Arithmomètre. - Machine à calculer de M. Thomas (de Colmar).

 

 

 Mais depuis cette époque, M. Thomas n'est pas resté inactif : sa machine, quoique donnant des résultats exacts avec une grande facilité, présentait une complication de pièces qu'il tenait à coeur de faire disparaître, pour l'amener a une simplicité telle, qu'on ne la prit pas pour une curiosité bonne à orner un cabinet de mathématicien, mais qu'elle devint abordable par son prix à tous ceux que le commerce, l'in­dustrie ou les spéculations forcent à faire un grand nombre de calculs tous les jours. C'est donc après trente années de travaux consécutifs que M. Thomas est arrivé à composer la machine à calculer que quelques-uns de nos lecteurs ont pu voir à l'exposition de l'industrie et dont nous avons eu dans notre cabinet un exemplaire réduit pouvant donner instanta­nément des produits de cinq chiffres par cinq chiffres. Et ce n'est pas sans d'immenses difficultés que cet inventeur a pu atteindre ce merveilleux résultat; car il n'est pas mécanicien, et il lui a fallu s'adresser à des ouvriers auxquels il devait expliquer ses idées, idées souvent peu mûres encore et que ces derniers ne pouvaient ni aider ni rectifier ni souvent même comprendre. Un seul , un jeune homme nommé Piolaine, fils d'un horloger de Neuilly, s'était montré assez intelligent et avait commencé une machine sur un système entièrement nouveau; il allait l'achever, quand la mort est venue le surprendre en 1848. Cependant la construction en était assez avancée pour qu'on ait pu la terminer et que nous l'ayons vue fonctionner il y a quelques jours.

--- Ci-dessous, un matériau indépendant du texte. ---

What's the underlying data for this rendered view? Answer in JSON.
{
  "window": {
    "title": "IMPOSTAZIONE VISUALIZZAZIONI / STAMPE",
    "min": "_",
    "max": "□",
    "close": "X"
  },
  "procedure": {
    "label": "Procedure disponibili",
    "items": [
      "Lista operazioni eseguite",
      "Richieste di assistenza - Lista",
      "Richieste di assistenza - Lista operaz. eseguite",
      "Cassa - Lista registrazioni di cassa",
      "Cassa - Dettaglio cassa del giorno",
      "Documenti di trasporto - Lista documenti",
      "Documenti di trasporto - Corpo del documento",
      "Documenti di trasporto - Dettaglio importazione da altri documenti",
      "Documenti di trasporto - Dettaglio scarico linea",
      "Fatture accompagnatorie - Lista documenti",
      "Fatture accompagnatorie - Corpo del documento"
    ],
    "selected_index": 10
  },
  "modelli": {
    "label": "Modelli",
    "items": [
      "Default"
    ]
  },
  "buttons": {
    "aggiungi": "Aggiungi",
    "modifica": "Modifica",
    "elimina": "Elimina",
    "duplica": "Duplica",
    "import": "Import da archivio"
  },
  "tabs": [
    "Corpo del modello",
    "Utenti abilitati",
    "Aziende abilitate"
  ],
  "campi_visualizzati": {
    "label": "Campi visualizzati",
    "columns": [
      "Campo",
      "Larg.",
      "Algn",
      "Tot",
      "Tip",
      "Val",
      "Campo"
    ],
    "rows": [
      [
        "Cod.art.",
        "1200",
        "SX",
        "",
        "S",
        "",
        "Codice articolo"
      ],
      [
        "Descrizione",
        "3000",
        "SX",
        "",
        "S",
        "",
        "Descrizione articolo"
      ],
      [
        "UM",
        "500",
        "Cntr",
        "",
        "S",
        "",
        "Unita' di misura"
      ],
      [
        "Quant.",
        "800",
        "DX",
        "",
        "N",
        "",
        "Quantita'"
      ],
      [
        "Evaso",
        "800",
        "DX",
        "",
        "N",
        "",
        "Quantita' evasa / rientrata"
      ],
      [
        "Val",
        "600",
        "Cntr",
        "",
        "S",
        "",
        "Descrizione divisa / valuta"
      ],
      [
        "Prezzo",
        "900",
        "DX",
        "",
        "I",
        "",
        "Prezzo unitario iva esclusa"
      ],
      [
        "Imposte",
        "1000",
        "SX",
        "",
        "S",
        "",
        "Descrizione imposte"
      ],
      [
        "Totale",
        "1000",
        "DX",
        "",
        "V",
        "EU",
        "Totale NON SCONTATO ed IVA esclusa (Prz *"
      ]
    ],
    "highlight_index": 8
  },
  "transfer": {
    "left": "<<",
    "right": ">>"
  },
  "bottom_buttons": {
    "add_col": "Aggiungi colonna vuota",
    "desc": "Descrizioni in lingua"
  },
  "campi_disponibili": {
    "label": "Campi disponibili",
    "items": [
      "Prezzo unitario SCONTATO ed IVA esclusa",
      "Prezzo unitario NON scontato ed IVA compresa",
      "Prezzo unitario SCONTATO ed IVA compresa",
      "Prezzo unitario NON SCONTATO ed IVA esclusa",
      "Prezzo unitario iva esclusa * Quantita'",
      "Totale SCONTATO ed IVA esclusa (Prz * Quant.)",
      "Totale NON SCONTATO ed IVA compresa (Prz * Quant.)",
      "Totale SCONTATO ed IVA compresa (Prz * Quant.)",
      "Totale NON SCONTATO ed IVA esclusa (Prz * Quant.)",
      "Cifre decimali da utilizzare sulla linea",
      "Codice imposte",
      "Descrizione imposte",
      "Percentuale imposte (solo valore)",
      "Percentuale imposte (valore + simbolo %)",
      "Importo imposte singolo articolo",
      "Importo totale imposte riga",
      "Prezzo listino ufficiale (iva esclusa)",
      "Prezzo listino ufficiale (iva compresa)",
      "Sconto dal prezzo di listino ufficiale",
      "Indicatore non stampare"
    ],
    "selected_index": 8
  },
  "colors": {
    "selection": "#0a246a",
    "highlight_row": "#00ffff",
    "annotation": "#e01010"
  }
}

Si nous sommes entrés dans ces détails préliminaires, c'est que notre journal a parlé au mois d'avril dernier de l'ingénieuse machine â calculer de MM. Maurel et Jayet, et sans vouloir élever ici ni discuter la question de priorité entre ces inventeurs et M. Thomas, il nous a semble utile et bon, dans notre impartialité, de donner également place dans nos colonnes à la description d'un appareil dont l'idée première, qui date de 1818, n'a pas subi de modification et dont les pièces mécaniques seules ont été améliorées et simplifiées. Car nous devons le noter ici, en comparant la machine ac­tuelle au dessin du bulletin de la société d'encouragement, on reconnaît que le principe est absolument le même, et que les seules modifications portent sur un arrangement meilleur et la suppression de quelques pièces du mécanisme.

La partie sans contredit la plus difficile de notre tâche est la description de cette machine, sans qu'un dessin géométrique vienne nous aider; quand il s'agit de roues d'engrenage, armées d'un nombre de dents plus ou moins considérable, de déclics, de plans inclinés microscopiques, le langage ne suffit pas, et, quelque clarté qu'on y apporte, il est impossible que le lecteur comprenne. Aussi devons-nous nous borner à donner une idée du mécanisme en faisant des voeux pour que l'intelligence du lecteur supplée à notre insuffisance, ou, ce qui vaudrait encore mieux, pour que M. Thomas publie bientôt une description de sa machine avec les plans à l’appui.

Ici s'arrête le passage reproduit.